Recently, I attended the Hot Interconnects conference, which was hosted by Credit-Suisse in New York City. This was an especially apt location because of the interesting things that Wall Street is doing with its networks. And on Wall Street, interconnect performance, including low latency, is critical.
An important topic at the conference was multicast. I presented a paper co-authored by IBM that presented test results with an emphasis on full line-rate multicast. We stressed the switch with lots of 10GbE traffic (more traffic than most real networks could ever possibly throw at it) and the switch performance, of course, was awesome. When I presented the paper, I talked up the idea of parallel multicast that falls out from these results.
At the conference, the issue of fairness of information came up quite a bit. For example, if two traders are subscribing to the same market ticker feed (IP multicast), and one trader receives the updates 1 millisecond before the other, this trader has a distinct trading advantage over the other. As a result, Wall Street brokerages subscribing to this feed are even moving their servers in with the exchanges that generate the ticker information, to save the latency incurred from the data having to physically leave the exchange and reach the trader.
So then, the question is, how fair does this need to be? A difference of a millisecond today is described as a “lifetime,” while saving 100 microseconds can directly affect the bottom line of a trading operation. For this reason, you need a network that can deliver updates to each trader at essentially the same time, by taking the message sent from the exchange and copying it in parallel to each trader connected to the network. This is a key feature provided by our FocalPoint switch.
When a frame is multicasted out multiple ports, a copy of the frame will be read out of each egress port (after being scheduled) at essentially the same time assuming those egress ports are not congested. As a result of our shared memory architecture, the maximum amount of skew between these copies is only 67.2 nanoseconds. This latency skew is so small that it is difficult to measure. This minimal amount of skew allows these multicast frames to be delivered through a large-scale data center network with a “skew budget” of just a few hundred nanoseconds or less, providing a high degree of fairness to the traders.
While all the talks at the conference were excellent, I’ve included links to a couple below I thought were closely related to the types of things we are working on:
The other face of on-chip interconnect. Probably the best way to utilize a 10GbE or 40GbE link is to put thousands of cores on one chip, which is why Tilera [http://www.tilera.com] is pretty exciting.
Data Center Switch Architecture. A paper on how to build a monstrous 64,000-port switch using a three-tier Clos architecture. The key here is to build it using off-the-shelf Ethernet switches, making network bandwidth just as commoditized and freely available as computing power has recently become. Pretty cool stuff.

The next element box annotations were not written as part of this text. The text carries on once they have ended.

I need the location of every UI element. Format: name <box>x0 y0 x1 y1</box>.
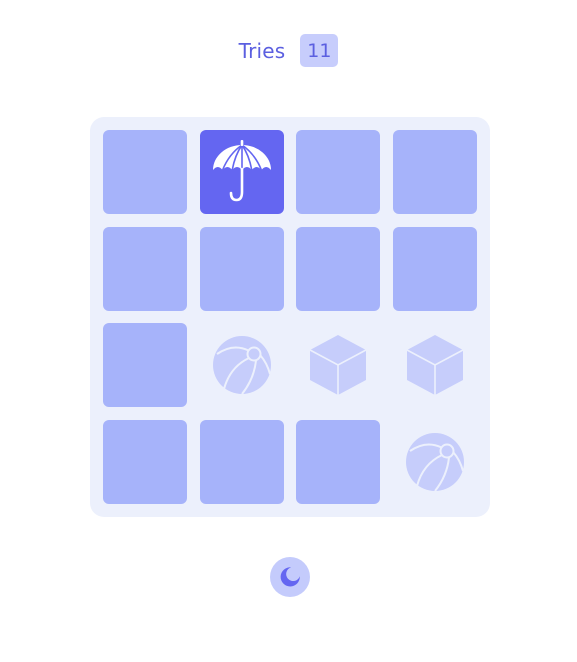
card-tile <box>296 323 380 407</box>
header: Tries 11 <box>0 34 577 67</box>
moon-icon <box>280 567 300 587</box>
card-tile[interactable] <box>103 420 187 505</box>
card-tile[interactable] <box>103 323 187 408</box>
theme-toggle-button[interactable] <box>270 557 310 597</box>
card-tile[interactable] <box>103 226 187 311</box>
card-tile[interactable] <box>199 420 284 505</box>
card-tile[interactable] <box>296 226 381 311</box>
tries-label: Tries <box>238 38 286 63</box>
cube-icon <box>310 335 367 396</box>
card-tile[interactable] <box>103 130 187 214</box>
card-tile <box>200 323 284 407</box>
card-tile <box>199 130 284 214</box>
beach-ball-icon <box>406 433 465 492</box>
game-board <box>90 117 490 517</box>
card-tile[interactable] <box>393 226 478 311</box>
card-tile <box>393 323 477 407</box>
cube-icon <box>406 335 464 396</box>
card-tile[interactable] <box>199 226 284 311</box>
card-tile[interactable] <box>296 130 381 214</box>
umbrella-icon <box>212 140 271 202</box>
card-tile <box>393 420 477 504</box>
card-tile[interactable] <box>393 130 478 214</box>
card-tile[interactable] <box>296 420 381 505</box>
beach-ball-icon <box>212 336 271 396</box>
tries-counter: 11 <box>300 34 339 67</box>
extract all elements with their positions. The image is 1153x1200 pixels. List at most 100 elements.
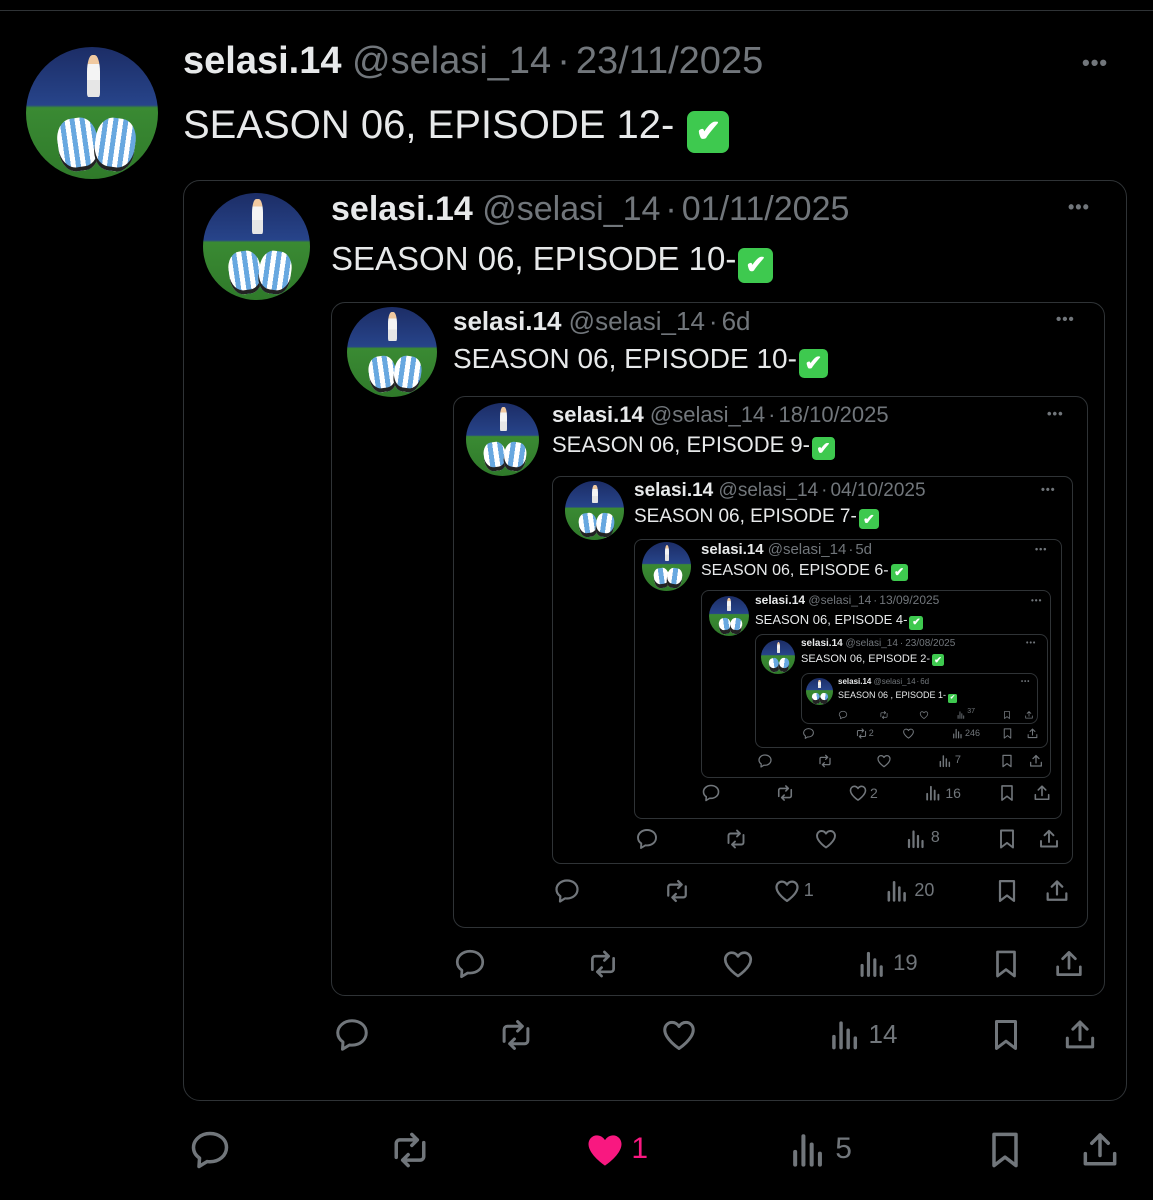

Designing Next-Generation Clusters. This paper compared Nehalem processors with the previous Intel generation (Cloverton) and found that there wasn’t much of a performance leap within a small HPC cluster. Interestingly, there was very little difference when double data rate (DDR 20G) InfiniBand vs. quad data rate (QDR 40G) InfiniBand was used. So even a Nehalem can’t really utilize more than a DDR IB connection. If you can’t really utilize the faster data rate of IB, what is the point of using it?